Vemuri’s address is, on some level, an atypical application of these guidelines due to the unique nature of commencement. Nevertheless, it’s understandably MIT’s position that commencement is neither the time nor the place for a diatribe against Israel and a condemnation of the Institute. Vemuri’s address, at the least, violated the spirit of the regulations, and MIT had every right to strip her of her remaining duties in response. Barring Vemuri entirely from the undergraduate ceremony is potentially another matter. It’s not clear that MIT held this out as an explicit potential consequence to student speakers; if MIT wasn’t explicit about that before, it should be now.
 
What does seem clear, though, is that MIT judged this a sufficient enough violation that it could take the action it did without initiating the disciplinary process. This brings us to our final point: MIT has not apparently delayed the receipt of Vemuri’s degree, meaning that there is presumably no open disciplinary action against Vemuri and that she has graduated from the Institute. Many have criticized MIT for this, but that’s ultimately the university’s prerogative. 
 
A contrasting example is how New York University responded to a similar controversy this spring, when a student speaker, similarly to Vemuri, deviated from his agreed-upon remarks to condemn the war in Gaza.
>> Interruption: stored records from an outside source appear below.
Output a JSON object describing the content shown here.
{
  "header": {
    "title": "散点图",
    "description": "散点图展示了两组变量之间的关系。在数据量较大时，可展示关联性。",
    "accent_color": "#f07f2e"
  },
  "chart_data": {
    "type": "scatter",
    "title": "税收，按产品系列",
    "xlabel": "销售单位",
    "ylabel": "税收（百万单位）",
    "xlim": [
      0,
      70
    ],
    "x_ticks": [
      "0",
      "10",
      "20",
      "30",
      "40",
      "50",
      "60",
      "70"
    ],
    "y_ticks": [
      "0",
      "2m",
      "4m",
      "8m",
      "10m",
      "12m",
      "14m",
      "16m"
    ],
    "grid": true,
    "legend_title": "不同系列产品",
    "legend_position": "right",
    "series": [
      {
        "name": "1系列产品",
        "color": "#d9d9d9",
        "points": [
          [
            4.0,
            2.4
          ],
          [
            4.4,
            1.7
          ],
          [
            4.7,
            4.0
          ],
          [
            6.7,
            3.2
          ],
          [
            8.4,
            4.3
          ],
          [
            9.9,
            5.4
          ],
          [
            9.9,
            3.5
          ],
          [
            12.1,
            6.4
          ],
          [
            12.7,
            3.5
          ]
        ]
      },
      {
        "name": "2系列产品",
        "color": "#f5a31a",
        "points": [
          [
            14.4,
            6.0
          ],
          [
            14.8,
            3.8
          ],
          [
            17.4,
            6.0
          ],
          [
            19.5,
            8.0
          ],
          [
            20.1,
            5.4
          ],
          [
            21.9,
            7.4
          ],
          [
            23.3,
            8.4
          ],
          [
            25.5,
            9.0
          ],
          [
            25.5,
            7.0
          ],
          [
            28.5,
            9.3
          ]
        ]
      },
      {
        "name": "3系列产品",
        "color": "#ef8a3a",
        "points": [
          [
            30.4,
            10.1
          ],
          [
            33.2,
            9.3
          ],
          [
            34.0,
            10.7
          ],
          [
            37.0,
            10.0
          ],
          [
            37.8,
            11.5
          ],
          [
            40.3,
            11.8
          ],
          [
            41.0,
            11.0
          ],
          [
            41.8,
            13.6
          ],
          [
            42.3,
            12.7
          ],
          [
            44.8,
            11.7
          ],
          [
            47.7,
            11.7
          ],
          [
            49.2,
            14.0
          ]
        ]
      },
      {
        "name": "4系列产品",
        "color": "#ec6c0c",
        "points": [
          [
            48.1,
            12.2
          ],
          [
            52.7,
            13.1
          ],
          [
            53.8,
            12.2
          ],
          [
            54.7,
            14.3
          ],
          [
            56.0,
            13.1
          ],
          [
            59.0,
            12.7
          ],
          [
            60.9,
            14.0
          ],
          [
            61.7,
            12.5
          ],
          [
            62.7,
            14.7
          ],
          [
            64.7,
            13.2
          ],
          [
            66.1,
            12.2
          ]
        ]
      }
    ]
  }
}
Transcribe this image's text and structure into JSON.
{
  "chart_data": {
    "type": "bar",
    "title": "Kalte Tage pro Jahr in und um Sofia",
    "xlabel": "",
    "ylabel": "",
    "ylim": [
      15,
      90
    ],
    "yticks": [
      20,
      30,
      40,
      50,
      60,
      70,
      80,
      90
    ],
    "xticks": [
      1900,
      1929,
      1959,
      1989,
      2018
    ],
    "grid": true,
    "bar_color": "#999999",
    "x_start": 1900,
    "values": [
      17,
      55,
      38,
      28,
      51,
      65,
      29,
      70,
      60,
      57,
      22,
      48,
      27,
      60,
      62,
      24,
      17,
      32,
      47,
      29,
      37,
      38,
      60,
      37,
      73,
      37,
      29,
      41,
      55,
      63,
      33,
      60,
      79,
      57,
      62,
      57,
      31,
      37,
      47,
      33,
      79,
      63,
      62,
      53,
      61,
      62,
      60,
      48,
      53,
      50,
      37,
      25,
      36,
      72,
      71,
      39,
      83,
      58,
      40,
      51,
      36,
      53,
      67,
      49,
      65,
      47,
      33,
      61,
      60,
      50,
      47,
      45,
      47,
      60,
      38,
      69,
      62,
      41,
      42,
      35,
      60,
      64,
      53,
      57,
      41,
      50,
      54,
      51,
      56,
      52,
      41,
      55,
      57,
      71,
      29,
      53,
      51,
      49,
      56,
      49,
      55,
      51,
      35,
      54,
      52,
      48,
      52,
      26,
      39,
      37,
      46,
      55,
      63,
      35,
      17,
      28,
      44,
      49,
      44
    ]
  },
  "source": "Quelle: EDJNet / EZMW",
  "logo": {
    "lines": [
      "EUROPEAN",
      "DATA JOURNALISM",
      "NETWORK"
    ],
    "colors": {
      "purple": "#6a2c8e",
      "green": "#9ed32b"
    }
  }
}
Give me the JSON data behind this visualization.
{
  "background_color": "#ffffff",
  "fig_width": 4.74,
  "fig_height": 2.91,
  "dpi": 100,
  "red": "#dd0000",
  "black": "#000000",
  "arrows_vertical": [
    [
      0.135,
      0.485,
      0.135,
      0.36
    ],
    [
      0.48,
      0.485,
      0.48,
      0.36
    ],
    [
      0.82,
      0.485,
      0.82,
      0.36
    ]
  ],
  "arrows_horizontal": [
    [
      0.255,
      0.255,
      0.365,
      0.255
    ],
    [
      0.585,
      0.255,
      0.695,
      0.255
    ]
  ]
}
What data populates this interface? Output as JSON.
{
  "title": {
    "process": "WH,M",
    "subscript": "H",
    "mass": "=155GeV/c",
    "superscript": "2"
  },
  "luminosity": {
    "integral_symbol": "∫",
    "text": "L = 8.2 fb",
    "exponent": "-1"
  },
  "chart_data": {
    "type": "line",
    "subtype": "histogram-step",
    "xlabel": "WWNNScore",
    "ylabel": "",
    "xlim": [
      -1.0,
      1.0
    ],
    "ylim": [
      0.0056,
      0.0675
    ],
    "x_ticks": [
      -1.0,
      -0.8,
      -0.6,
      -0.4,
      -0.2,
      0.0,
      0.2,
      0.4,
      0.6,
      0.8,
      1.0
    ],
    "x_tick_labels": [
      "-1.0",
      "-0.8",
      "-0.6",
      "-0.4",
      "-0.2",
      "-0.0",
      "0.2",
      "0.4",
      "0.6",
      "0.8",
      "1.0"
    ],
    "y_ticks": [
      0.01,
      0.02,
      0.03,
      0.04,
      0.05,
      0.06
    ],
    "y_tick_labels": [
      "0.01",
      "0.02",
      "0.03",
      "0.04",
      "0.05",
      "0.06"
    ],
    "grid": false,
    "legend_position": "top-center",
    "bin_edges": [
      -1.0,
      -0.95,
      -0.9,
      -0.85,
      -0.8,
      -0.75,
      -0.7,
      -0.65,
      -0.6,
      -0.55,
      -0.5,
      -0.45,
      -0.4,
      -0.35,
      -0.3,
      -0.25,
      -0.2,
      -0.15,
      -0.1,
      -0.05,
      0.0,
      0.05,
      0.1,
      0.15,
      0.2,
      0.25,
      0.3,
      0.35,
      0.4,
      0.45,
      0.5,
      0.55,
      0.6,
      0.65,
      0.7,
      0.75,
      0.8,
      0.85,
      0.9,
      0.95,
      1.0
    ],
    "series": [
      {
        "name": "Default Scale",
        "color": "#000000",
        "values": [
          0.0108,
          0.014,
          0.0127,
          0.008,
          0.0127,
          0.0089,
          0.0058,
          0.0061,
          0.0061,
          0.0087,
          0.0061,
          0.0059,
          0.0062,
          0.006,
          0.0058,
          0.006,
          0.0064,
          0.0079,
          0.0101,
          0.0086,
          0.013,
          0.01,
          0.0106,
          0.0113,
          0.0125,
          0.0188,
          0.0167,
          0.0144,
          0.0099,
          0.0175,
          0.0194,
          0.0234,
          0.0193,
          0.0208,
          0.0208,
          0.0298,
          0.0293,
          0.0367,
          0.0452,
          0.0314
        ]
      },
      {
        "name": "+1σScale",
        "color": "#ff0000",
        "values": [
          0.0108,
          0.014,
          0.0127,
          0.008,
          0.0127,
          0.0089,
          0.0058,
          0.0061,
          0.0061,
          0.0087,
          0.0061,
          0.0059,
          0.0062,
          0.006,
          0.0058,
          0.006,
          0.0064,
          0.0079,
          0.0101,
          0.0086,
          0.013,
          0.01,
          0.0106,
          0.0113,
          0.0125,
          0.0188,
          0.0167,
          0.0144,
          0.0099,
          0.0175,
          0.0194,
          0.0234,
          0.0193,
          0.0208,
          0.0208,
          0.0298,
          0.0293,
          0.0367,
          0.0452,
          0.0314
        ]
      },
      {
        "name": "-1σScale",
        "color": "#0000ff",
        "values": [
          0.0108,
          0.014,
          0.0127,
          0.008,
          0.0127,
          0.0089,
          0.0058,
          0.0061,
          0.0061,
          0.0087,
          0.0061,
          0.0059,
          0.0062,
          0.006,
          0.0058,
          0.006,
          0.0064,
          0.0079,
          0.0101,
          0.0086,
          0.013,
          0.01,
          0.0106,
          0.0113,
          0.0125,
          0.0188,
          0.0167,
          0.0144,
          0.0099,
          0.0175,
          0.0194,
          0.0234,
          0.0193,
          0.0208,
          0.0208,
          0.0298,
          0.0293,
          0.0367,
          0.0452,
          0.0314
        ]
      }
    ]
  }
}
Though his treatment of the subject was apparently briefer than Vemuri’s, NYU condemned his remarks, and a spokesman stated that “[t]he University is withholding his diploma while we pursue disciplinary actions.” Many have called on MIT to do the same, though it’s unclear the precise grounds on which NYU pursued its disciplinary charges. 
 
There are lessons for MIT to learn for the future. If it wasn’t already clear about the potential consequences for flouting one’s role in its commencement proceedings, it should be now, and this outcome should be explicitly held out as a possibility for future participants. It should reaffirm its commitment to free expression in all other areas of university life, and enforce its time, place, and manner regulations fairly and consistently so as not to appear partial. It should examine those instances in which it failed to abide by its free speech obligations, such as with its wrongful suppression of the Written Revolution publication last year (a publication for which, incidentally, Megha Vemuri was one of the editors).
 
We don’t wish to see the range of acceptable opinion narrowed at MIT; opposition to that mindset, after all, is a major part of why MFSA was founded. Students have the right to criticize Israel and MIT, as well they should. But MIT also has the right to determine how it wants itself presented at its commencement, and we agree with MIT that its commencement ceremony is best seen as an opportunity to unite, rather than divide, the community.